Currently, the lab is collecting different plant tissues from trees to extract DNA and conduct a quantitative PCR (qPCR) protocol for the observation of pathogen presence and quantification. The molecular results are compared to visual disease assessments made by experts in the field. So far, researchers have found that root samples provide the best and most consistent results for DNA quality, quantity and Xylella detection.
Another method being tested is an isothermal DNA amplification and detection system. This method offers several advantages, such as utilization in the field, reduction of detection time and a seemingly more cost-effective approach. However, this method still requires further testing and needs confirmation as a reliable option before suggesting its use to growers or county agents.
Finally, the last detection method involves use of an unmanned aerial vehicle (UAV) with spectral imager. This is a collaborative effort with Glenn Rains at the UGA Tifton campus. The goal is to develop an analytical technique to combine crop stress indices and identify X. fastidiosa infected peaches.
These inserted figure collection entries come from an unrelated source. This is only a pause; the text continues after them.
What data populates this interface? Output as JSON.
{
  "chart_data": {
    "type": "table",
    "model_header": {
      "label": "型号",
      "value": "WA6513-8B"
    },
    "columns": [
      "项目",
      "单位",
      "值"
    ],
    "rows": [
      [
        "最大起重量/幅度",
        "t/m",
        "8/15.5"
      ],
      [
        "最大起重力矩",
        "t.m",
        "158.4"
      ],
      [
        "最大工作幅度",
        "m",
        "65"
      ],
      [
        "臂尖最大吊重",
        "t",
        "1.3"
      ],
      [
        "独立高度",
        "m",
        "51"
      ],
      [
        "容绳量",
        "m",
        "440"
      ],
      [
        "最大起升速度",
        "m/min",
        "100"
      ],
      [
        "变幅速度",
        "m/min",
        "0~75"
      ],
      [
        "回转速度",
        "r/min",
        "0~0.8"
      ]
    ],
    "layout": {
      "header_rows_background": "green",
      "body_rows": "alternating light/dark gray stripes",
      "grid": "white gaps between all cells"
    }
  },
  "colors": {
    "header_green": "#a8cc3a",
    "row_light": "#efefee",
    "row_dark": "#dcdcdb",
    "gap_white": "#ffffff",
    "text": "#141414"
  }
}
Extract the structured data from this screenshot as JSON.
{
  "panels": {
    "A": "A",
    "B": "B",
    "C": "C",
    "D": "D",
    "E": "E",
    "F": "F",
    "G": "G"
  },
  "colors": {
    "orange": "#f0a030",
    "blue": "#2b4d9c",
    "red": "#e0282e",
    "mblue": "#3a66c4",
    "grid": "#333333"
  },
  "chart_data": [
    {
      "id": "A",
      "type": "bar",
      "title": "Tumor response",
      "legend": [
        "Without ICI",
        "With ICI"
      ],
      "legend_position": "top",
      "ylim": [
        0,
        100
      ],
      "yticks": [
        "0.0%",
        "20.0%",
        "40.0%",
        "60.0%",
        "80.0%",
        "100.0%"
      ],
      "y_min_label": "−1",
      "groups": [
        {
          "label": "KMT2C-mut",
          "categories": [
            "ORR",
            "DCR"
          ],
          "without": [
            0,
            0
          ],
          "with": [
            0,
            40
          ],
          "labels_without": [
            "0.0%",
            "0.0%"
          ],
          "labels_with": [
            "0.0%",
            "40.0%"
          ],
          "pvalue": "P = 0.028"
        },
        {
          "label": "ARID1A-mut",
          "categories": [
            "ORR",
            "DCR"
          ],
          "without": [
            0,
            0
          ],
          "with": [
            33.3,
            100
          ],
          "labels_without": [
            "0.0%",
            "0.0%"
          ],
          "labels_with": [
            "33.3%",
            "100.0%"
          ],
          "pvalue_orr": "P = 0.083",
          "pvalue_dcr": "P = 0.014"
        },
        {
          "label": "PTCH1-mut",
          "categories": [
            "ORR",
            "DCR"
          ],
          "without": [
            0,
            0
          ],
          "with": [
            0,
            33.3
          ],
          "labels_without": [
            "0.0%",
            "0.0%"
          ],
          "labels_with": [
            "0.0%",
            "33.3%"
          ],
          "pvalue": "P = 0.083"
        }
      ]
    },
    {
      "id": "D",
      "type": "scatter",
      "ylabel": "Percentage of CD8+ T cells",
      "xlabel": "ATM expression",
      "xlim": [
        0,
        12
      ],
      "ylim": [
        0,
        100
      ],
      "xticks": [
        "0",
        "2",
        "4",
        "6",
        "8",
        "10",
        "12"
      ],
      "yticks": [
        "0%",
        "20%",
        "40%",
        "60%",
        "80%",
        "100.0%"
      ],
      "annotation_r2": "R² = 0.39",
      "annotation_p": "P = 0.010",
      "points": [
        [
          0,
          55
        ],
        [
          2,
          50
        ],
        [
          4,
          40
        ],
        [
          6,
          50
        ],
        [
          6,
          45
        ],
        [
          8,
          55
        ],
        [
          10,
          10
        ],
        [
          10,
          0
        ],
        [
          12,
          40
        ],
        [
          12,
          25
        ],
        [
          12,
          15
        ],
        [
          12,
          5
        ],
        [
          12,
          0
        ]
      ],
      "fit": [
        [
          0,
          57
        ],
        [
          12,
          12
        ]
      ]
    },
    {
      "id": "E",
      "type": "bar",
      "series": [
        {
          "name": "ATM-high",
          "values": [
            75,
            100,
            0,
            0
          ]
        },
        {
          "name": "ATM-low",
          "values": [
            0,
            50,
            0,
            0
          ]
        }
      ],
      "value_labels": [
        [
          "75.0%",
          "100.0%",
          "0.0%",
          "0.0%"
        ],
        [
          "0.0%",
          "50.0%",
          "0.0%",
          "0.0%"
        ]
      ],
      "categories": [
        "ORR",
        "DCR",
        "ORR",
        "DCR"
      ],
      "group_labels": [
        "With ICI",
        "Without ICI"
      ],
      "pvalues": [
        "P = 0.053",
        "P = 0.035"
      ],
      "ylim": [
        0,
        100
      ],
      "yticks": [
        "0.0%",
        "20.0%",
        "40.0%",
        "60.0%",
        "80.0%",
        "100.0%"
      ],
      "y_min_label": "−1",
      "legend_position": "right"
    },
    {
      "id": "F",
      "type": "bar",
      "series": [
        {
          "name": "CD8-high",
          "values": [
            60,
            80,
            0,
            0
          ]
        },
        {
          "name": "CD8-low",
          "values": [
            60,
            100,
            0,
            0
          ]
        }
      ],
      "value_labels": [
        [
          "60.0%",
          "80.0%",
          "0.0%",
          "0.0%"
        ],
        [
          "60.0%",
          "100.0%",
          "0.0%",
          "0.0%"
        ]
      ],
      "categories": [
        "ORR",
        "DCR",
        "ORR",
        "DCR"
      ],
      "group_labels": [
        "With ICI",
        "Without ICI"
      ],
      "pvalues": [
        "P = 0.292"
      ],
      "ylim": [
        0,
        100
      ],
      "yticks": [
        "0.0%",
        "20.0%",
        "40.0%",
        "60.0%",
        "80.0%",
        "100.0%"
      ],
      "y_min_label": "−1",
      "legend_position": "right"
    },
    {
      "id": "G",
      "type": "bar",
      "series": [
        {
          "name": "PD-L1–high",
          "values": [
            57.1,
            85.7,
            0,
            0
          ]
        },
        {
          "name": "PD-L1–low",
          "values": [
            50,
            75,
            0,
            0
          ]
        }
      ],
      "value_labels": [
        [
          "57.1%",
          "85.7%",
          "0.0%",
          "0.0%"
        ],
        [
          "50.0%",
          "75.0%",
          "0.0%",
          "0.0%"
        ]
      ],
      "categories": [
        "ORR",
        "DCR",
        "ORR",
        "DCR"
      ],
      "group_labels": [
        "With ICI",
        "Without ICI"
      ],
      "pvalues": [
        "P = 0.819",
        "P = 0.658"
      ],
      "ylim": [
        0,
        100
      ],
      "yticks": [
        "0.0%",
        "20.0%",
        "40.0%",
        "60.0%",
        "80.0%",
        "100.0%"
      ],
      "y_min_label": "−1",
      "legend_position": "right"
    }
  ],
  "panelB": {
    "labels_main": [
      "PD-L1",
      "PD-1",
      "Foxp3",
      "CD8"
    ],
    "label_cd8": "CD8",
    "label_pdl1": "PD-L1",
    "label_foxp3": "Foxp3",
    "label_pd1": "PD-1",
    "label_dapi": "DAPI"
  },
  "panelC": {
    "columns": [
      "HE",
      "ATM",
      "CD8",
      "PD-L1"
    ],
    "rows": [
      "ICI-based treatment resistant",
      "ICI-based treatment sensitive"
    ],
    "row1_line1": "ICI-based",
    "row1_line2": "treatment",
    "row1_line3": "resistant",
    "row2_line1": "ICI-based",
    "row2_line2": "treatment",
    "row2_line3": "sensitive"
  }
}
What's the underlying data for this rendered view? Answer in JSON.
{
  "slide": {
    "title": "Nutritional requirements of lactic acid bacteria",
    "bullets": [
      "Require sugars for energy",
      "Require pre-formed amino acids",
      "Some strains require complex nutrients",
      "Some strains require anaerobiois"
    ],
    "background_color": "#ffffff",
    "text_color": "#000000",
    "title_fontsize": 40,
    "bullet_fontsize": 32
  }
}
The UAV will take spectral images of the peach orchard with the potential to correlate foliage color and disease presence. Tissue samples from peach plots flown by the UAV will be collected and analyzed using qPCR to determine the presence of the bacterium. Infected plants will be compared to non-infected plants to identify the spectral characteristics of disease symptoms that can be detected from aerial imaging.
Research has already determined that current visual methods are very poor at identifying phony peach disease in the field, as experts can’t accurately identify symptomatic trees, and non-symptomatic trees are often infected. Both UGA and USDA are committed to finding better early-detection methods for phony peach that will allow for the continued success of Georgia’s peach industry, even in the face of changing climate patterns.
Kendall Johnson is a graduate research assistant, and Phil Brannen is an Extension fruit disease specialist — both in the Department of Plant Pathology at the University of Georgia.